The Foxconn campus is tightly controlled, its entrance secured by gun-wielding
guards. A series of suicides at the plant several years ago made international
headlines. When Mr. Daisey‟s attempts to visit through official channels were
rebuffed, he simply rented a car and a driver and translator, and showed up at the
gates to interview workers as they emerged from their shifts.
He had to wait quite a while. As he notes, while the official Chinese workday is 8
hours, the norm at Foxconn is more like 12 and even longer when the
introduction of a product is at hand. One worker died after a 34-hour shift. Some
of the workers he meets are as young as 13, and because of the repetitive nature of
the labor, their hands often become deformed and useless within a decade,
rendering them unemployable.
Mr. Daisey does not go all “j‟accuse” on Mr. Jobs himself, but he does observe
that Apple and other American corporations have been shamefully lax in taking
responsibility for the treatment of workers at the overseas plants that
manufacture their products. (He does not refer to an investigation Apple made
into worker conditions at Foxconn this year.)

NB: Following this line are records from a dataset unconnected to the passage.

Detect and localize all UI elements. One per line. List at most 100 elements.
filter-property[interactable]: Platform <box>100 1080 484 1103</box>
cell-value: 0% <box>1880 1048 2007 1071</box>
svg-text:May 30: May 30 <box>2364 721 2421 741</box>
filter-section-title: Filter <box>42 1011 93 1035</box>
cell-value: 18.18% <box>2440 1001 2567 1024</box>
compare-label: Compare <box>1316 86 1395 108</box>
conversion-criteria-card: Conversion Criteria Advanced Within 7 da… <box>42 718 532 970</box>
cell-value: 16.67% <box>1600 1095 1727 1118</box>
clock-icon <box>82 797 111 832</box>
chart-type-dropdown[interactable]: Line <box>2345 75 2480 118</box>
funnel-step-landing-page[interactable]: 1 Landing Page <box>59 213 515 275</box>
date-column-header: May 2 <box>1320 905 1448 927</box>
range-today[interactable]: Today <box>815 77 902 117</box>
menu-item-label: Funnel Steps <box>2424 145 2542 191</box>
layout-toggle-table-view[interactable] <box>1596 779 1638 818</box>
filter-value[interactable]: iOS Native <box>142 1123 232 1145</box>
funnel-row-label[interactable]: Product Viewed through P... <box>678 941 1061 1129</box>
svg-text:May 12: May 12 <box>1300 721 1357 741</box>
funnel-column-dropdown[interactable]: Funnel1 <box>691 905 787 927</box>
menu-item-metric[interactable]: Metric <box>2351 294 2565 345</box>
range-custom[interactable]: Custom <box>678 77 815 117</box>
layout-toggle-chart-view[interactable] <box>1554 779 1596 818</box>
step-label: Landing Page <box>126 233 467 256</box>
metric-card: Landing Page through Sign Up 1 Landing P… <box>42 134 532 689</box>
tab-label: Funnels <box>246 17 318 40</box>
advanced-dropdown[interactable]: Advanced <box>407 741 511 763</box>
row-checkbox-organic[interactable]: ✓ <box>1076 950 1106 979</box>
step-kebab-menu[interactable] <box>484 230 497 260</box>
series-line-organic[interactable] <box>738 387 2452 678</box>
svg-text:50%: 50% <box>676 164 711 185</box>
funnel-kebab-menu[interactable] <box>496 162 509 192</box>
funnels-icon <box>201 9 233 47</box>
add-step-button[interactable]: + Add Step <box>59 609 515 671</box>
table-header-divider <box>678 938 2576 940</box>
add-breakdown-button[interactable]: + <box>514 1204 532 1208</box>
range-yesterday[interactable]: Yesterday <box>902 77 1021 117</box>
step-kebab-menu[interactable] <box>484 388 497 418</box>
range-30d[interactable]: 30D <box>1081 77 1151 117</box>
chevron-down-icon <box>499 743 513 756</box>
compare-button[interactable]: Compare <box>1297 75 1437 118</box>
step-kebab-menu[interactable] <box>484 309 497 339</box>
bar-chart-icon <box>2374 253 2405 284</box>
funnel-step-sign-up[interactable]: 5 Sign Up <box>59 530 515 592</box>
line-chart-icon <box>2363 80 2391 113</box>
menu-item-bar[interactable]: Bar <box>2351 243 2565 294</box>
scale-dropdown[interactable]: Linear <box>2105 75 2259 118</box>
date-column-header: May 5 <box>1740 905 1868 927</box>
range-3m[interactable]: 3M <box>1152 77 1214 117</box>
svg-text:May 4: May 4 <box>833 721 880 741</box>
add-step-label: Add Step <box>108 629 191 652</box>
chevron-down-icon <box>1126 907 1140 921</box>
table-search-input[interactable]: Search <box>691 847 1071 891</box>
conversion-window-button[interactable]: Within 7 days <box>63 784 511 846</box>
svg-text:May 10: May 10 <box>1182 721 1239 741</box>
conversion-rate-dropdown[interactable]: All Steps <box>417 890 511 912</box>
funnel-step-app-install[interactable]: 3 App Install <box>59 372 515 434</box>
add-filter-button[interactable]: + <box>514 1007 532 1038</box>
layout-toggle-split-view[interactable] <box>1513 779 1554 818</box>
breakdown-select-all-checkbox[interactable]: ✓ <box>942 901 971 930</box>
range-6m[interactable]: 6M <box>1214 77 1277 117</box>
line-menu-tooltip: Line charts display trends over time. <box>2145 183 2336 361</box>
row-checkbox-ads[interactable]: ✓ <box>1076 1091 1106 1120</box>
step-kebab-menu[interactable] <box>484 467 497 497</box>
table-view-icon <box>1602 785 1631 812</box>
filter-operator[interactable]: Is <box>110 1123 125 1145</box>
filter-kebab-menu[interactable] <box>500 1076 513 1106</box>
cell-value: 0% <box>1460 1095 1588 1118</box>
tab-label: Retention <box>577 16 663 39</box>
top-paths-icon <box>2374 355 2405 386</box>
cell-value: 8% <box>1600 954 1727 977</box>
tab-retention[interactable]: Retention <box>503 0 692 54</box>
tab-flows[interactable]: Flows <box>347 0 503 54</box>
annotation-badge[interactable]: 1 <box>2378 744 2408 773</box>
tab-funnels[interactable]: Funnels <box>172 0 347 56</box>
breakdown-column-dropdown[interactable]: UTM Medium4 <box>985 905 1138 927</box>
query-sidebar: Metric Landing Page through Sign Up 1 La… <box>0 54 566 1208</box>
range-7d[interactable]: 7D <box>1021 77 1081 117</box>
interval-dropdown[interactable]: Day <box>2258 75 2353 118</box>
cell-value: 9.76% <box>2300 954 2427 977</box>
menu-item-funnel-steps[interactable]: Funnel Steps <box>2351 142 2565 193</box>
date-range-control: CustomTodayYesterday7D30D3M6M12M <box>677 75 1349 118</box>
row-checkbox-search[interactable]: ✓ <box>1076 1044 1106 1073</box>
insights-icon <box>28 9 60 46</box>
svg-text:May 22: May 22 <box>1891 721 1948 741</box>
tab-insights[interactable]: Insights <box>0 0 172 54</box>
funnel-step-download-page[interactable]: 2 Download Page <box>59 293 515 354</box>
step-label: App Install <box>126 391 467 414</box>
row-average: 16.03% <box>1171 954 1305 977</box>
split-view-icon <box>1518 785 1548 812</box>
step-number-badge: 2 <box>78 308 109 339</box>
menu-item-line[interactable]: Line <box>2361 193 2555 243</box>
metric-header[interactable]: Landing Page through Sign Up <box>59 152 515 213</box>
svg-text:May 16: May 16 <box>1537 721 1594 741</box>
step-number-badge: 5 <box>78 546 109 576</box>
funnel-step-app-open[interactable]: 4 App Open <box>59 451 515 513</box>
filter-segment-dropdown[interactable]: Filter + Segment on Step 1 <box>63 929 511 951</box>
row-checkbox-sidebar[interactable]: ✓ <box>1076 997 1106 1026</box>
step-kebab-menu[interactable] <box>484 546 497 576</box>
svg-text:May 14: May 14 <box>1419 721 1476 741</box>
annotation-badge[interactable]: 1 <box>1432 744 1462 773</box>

But of course the responsibility shouldn‟t stop there. The conveniences and
pleasures that all these gadgets have brought to our lives have been purchased at
the cost of considerable human suffering, of which we remain willfully ignorant or
simply choose to ignore.
Mr. Daisey pushes the notes of quiet outrage and guilt-mongering perhaps a little
too hard in the show‟s culminating moments, although he avoids full diatribe
mode. But he doesn‟t really need to bang the drum so hard; he has made his
points clearly and powerfully already. Anyone who sees Mr. Daisey‟s show — and
anyone with a cellphone and a moral center should — will find it hard to forget
the repercussions that our casual purchases can have in the lives of men and
women (and children) half a world away.
Uncomfortable reflections along these lines have certainly been springing into my
consciousness a lot since I saw it, like psychic pop-up ads that just won‟t go away.
I can‟t seem to find a little box that says “Skip this thought.”